A year ago, the future was uncertain for Funko as the company exited a successful showing at Toy Fair New York (TFNY) only to get hit with event cancellations and physical retail closures beginning in March. Following an 18% sales decline in Q1 and a whopping 49% hit in Q2, the signs of a turnaround started to emerge in Q3 as the company cut losses to just 14% amid 150% growth in digital sales thanks to a relaunched website and a diversified product mix.

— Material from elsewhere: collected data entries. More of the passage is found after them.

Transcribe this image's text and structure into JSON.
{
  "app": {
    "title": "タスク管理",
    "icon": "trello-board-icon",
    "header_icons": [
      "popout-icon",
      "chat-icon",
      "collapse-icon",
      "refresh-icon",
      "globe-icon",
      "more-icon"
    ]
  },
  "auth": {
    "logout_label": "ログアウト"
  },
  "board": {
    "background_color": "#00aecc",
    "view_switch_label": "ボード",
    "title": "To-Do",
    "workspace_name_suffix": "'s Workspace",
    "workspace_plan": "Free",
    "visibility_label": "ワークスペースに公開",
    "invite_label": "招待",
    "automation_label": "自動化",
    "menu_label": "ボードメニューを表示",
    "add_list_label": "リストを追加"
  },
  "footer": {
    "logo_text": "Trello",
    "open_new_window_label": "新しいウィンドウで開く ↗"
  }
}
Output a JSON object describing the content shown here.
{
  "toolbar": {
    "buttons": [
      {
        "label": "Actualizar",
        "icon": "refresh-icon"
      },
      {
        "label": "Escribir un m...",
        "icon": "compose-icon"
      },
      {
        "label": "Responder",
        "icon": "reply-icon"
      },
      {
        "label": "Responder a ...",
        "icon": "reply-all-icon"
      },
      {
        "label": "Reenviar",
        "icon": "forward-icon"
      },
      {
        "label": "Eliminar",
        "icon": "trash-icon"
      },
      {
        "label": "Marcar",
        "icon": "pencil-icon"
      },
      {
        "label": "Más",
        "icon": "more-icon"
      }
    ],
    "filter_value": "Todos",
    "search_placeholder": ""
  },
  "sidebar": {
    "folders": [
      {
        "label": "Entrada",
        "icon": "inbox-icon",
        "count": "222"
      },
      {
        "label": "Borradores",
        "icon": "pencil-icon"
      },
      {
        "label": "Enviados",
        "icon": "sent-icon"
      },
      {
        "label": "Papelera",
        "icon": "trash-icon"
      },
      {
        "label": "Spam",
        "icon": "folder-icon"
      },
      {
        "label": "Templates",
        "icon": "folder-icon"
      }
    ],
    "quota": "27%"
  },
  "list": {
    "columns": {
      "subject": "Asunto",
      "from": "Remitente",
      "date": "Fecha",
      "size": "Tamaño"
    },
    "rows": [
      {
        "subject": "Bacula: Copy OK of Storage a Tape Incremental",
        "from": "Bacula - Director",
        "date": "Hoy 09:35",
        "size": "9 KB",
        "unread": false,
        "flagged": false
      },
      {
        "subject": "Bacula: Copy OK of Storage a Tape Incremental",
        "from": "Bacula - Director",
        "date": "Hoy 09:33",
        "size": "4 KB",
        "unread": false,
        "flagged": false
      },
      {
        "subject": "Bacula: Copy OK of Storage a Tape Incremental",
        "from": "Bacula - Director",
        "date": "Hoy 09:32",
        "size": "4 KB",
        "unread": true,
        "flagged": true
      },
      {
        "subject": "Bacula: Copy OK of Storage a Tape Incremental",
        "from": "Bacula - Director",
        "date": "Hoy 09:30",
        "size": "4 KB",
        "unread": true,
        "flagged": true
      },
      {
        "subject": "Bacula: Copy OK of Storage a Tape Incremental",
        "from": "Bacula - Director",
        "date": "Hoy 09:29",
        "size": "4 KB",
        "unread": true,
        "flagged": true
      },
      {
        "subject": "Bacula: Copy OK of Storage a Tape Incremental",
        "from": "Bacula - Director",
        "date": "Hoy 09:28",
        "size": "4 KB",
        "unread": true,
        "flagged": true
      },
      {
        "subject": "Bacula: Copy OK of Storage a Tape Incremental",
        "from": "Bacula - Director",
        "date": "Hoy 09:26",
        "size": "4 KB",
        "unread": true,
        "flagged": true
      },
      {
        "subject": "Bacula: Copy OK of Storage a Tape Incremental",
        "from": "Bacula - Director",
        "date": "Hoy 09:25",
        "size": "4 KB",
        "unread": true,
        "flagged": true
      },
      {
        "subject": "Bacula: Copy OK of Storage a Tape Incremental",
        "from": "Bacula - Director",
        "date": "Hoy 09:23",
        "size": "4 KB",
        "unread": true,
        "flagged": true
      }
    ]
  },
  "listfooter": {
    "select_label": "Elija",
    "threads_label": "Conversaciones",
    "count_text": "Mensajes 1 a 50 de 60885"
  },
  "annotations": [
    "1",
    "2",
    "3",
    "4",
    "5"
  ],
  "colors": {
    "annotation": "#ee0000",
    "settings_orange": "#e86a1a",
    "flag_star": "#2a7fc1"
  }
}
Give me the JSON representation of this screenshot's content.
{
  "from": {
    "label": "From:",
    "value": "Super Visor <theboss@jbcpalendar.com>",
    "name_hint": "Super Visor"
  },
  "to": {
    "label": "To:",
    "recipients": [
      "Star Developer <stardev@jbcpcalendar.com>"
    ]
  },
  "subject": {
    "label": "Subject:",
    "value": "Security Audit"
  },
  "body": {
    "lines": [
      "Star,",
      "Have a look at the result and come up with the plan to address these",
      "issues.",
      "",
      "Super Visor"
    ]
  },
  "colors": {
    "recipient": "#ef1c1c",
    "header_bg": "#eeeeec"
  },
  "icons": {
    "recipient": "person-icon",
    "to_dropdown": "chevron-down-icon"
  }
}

In Q4, customer demand kicked in and carried through the holiday season as sales of Funko’s non-figure products grew 30% versus 2019, primarily driven by a 51% spike in sales for Loungefly items and strong consumer interest in Funko Games, plush, and accessories. Funko’s ubiquitous Pop! vinyl brand grew 1% globally with a 12% spike in the U.S. The company says that 68% of its total sales were attributable to evergreen content.
For the year, most of Funko’s remaining declines are due to the continued impact of COVID-19-related closures in Europe and other international markets. Total sales in the U.S. declined 7% for the year, with COVID-19 impact offset by growth in the mass-market, third-party e-commerce, and Funko’s own direct-to-consumer retail business.